Flags for `serve` / `install`:

- `--host`, `--port`, `--token`, `--home`
- `serve` also: `--log-level`
- Env fallbacks: `PAPERPRISM_HOST`, `PAPERPRISM_PORT`, `PAPERPRISM_TOKEN`, `PAPERPRISM_HOME`

## Background autostart on macOS

```bash
paperprism-agent install     # writes ~/Library/LaunchAgents/com.paperprism.agent.plist
                             # and bootstraps it into gui/<uid>
paperprism-agent status      # shows launchctl state
paperprism-agent logs --follow
paperprism-agent uninstall   # stop + delete plist
```

The LaunchAgent:

- starts at user login (`RunAtLoad`)
- auto-restarts on crash (`KeepAlive.Crashed`), **not** on clean stops, so
  `uninstall` and graceful SIGTERM actually work
- rate-limits respawns (`ThrottleInterval=10`) to avoid hot-looping
- captures launchd-level stdout/stderr to `logs/launchd.{out,err}.log` while
  the app's structured log continues to flow into `logs/agent.{out,err}.log`
- uses `sys.executable` from the venv you ran `install` from, so upgrading is
  just `pip install -e . && paperprism-agent restart`

### Linux (future)

A `systemd --user` unit will be generated by `install` when the platform
is Linux.

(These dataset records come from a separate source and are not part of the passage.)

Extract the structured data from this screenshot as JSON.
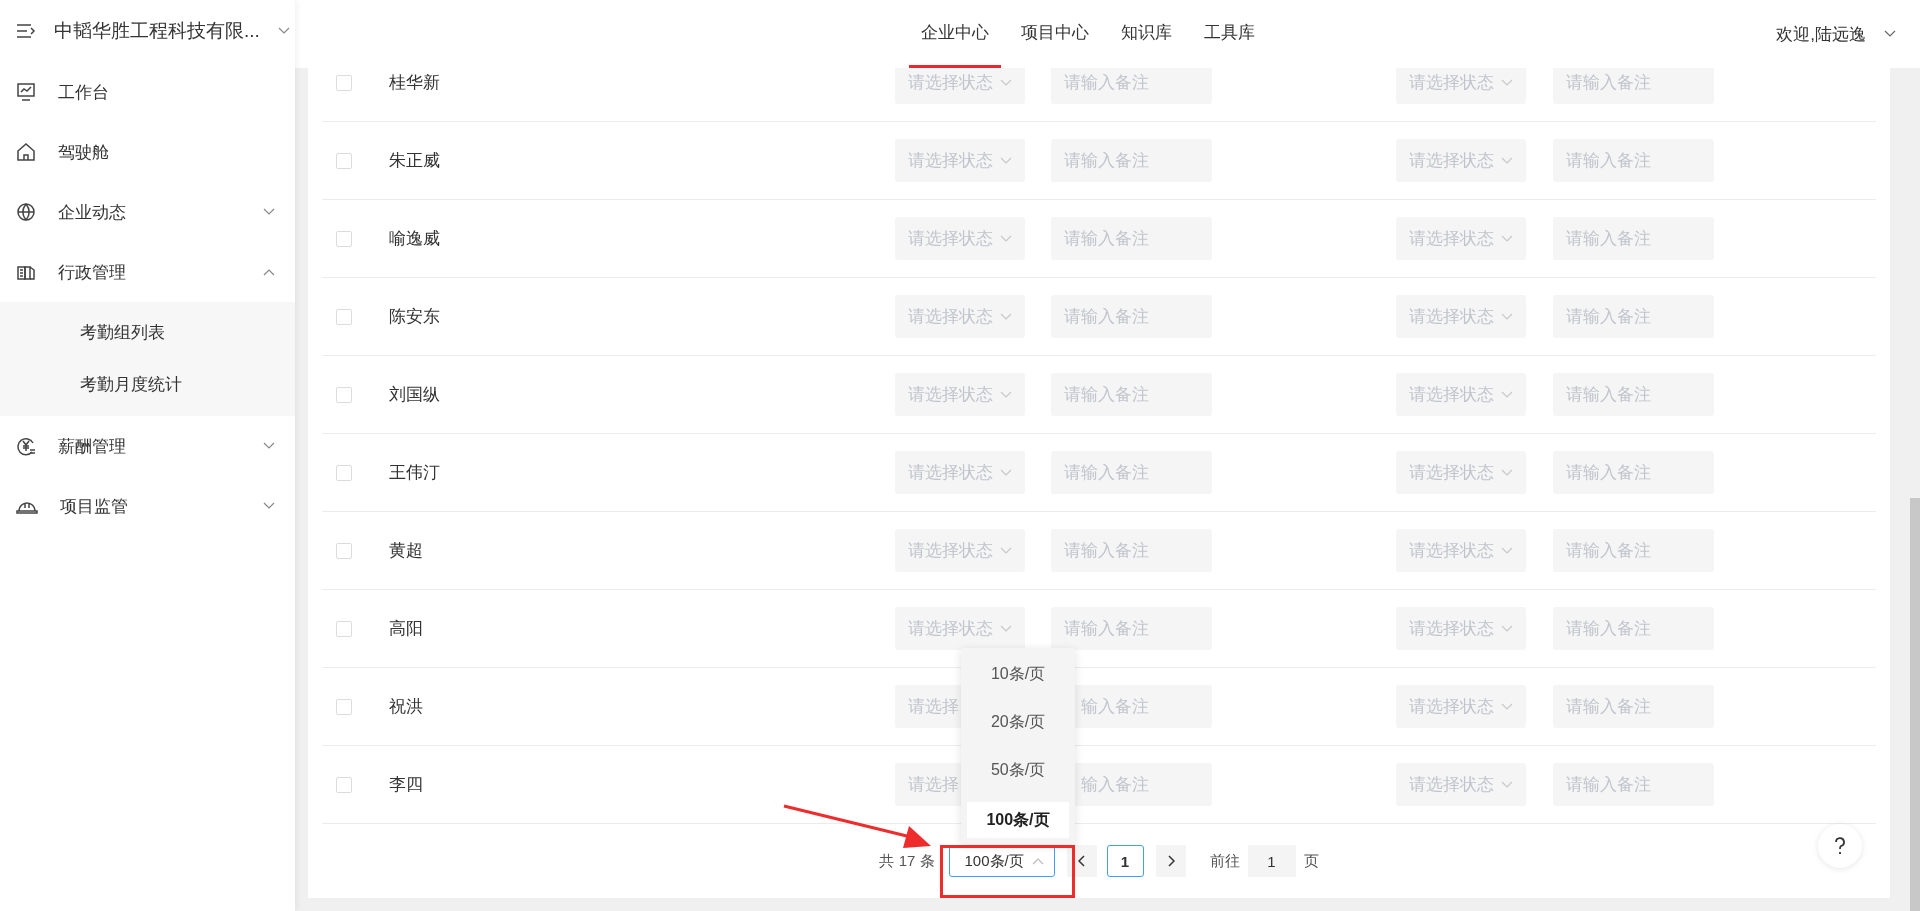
{
  "sidebar": {
    "company": "中韬华胜工程科技有限...",
    "items": [
      {
        "label": "工作台"
      },
      {
        "label": "驾驶舱"
      },
      {
        "label": "企业动态",
        "expanded": false
      },
      {
        "label": "行政管理",
        "expanded": true,
        "children": [
          {
            "label": "考勤组列表"
          },
          {
            "label": "考勤月度统计"
          }
        ]
      },
      {
        "label": "薪酬管理",
        "expanded": false
      },
      {
        "label": "项目监管",
        "expanded": false
      }
    ]
  },
  "header": {
    "tabs": [
      {
        "label": "企业中心",
        "selected": true
      },
      {
        "label": "项目中心",
        "selected": false
      },
      {
        "label": "知识库",
        "selected": false
      },
      {
        "label": "工具库",
        "selected": false
      }
    ],
    "user": "欢迎,陆远逸"
  },
  "table": {
    "rows": [
      {
        "name": "桂华新",
        "checked": false,
        "fields": [
          {
            "kind": "select",
            "placeholder": "请选择状态"
          },
          {
            "kind": "input",
            "placeholder": "请输入备注"
          },
          {
            "kind": "select",
            "placeholder": "请选择状态"
          },
          {
            "kind": "input",
            "placeholder": "请输入备注"
          }
        ]
      },
      {
        "name": "朱正威",
        "checked": false,
        "fields": [
          {
            "kind": "select",
            "placeholder": "请选择状态"
          },
          {
            "kind": "input",
            "placeholder": "请输入备注"
          },
          {
            "kind": "select",
            "placeholder": "请选择状态"
          },
          {
            "kind": "input",
            "placeholder": "请输入备注"
          }
        ]
      },
      {
        "name": "喻逸威",
        "checked": false,
        "fields": [
          {
            "kind": "select",
            "placeholder": "请选择状态"
          },
          {
            "kind": "input",
            "placeholder": "请输入备注"
          },
          {
            "kind": "select",
            "placeholder": "请选择状态"
          },
          {
            "kind": "input",
            "placeholder": "请输入备注"
          }
        ]
      },
      {
        "name": "陈安东",
        "checked": false,
        "fields": [
          {
            "kind": "select",
            "placeholder": "请选择状态"
          },
          {
            "kind": "input",
            "placeholder": "请输入备注"
          },
          {
            "kind": "select",
            "placeholder": "请选择状态"
          },
          {
            "kind": "input",
            "placeholder": "请输入备注"
          }
        ]
      },
      {
        "name": "刘国纵",
        "checked": false,
        "fields": [
          {
            "kind": "select",
            "placeholder": "请选择状态"
          },
          {
            "kind": "input",
            "placeholder": "请输入备注"
          },
          {
            "kind": "select",
            "placeholder": "请选择状态"
          },
          {
            "kind": "input",
            "placeholder": "请输入备注"
          }
        ]
      },
      {
        "name": "王伟汀",
        "checked": false,
        "fields": [
          {
            "kind": "select",
            "placeholder": "请选择状态"
          },
          {
            "kind": "input",
            "placeholder": "请输入备注"
          },
          {
            "kind": "select",
            "placeholder": "请选择状态"
          },
          {
            "kind": "input",
            "placeholder": "请输入备注"
          }
        ]
      },
      {
        "name": "黄超",
        "checked": false,
        "fields": [
          {
            "kind": "select",
            "placeholder": "请选择状态"
          },
          {
            "kind": "input",
            "placeholder": "请输入备注"
          },
          {
            "kind": "select",
            "placeholder": "请选择状态"
          },
          {
            "kind": "input",
            "placeholder": "请输入备注"
          }
        ]
      },
      {
        "name": "高阳",
        "checked": false,
        "fields": [
          {
            "kind": "select",
            "placeholder": "请选择状态"
          },
          {
            "kind": "input",
            "placeholder": "请输入备注"
          },
          {
            "kind": "select",
            "placeholder": "请选择状态"
          },
          {
            "kind": "input",
            "placeholder": "请输入备注"
          }
        ]
      },
      {
        "name": "祝洪",
        "checked": false,
        "fields": [
          {
            "kind": "select",
            "placeholder": "请选择",
            "caret": false
          },
          {
            "kind": "input",
            "placeholder": "输入备注"
          },
          {
            "kind": "select",
            "placeholder": "请选择状态"
          },
          {
            "kind": "input",
            "placeholder": "请输入备注"
          }
        ]
      },
      {
        "name": "李四",
        "checked": false,
        "fields": [
          {
            "kind": "select",
            "placeholder": "请选择",
            "caret": false
          },
          {
            "kind": "input",
            "placeholder": "输入备注"
          },
          {
            "kind": "select",
            "placeholder": "请选择状态"
          },
          {
            "kind": "input",
            "placeholder": "请输入备注"
          }
        ]
      }
    ]
  },
  "pagination": {
    "total": "共 17 条",
    "page_size": "100条/页",
    "page_size_open": true,
    "page_size_options": [
      {
        "label": "10条/页",
        "selected": false
      },
      {
        "label": "20条/页",
        "selected": false
      },
      {
        "label": "50条/页",
        "selected": false
      },
      {
        "label": "100条/页",
        "selected": true
      }
    ],
    "page": "1",
    "jump_label": "前往",
    "jump_value": "1",
    "page_unit": "页"
  }
}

For now, run `paperprism-agent serve` in a terminal or wire it
into your own systemd user unit.

## Filesystem layout

```
~/.paperprism/
├── runtime.json        # {port, pid, token, version}
├── llm.yaml            # provider, model, api_base, api_key_env, auto_tag_on_ingest, ...
├── secrets.env         # API keys (mode 600)
├── db.sqlite           # papers, tags, paper_tags, topics, jobs, FTS5
├── logs/
│   ├── agent.out.log
│   ├── agent.err.log
│   ├── launchd.out.log
│   └── launchd.err.log
└── vault/
    └── YYYY/MM/<arxivId>/
        ├── paper.pdf
        └── meta.json
```

`db.sqlite` is managed by numbered migrations under
`paperprism_agent/migrations/` and applied automatically on startup
whenever the file's `schema_version` is behind the code.

## LLM configuration

`~/.paperprism/llm.yaml` (also editable from the extension's Options
page → LLM section) shape:

```yaml
provider: qwen            # one of: openai, anthropic, google, qwen,
                          # deepseek, moonshot, openrouter, ollama
model: qwen-plus
api_base: https://dashscope.aliyuncs.com/compatible-mode/v1
api_key_env: QWEN_API_KEY  # name of the env var holding the key
enrichment_enabled: true   # pull arxiv API metadata + PDF abstract
classification_enabled: true
auto_tag_on_ingest: true   # LLM-tag every paper added via /api/ingest
```

Secrets are never written into `llm.yaml`; they sit in
`~/.paperprism/secrets.env` at mode 600 and are loaded into the Agent's
process environment on startup (and live-injected when the Options
wizard saves a new key).

## Contract with the extension

See `extension/lib/agent.ts`. The server validates incoming JSON with
`paperprism_agent.models`. Breaking changes on either side must bump
`meta.schema_version` and ship a matching SQLite migration.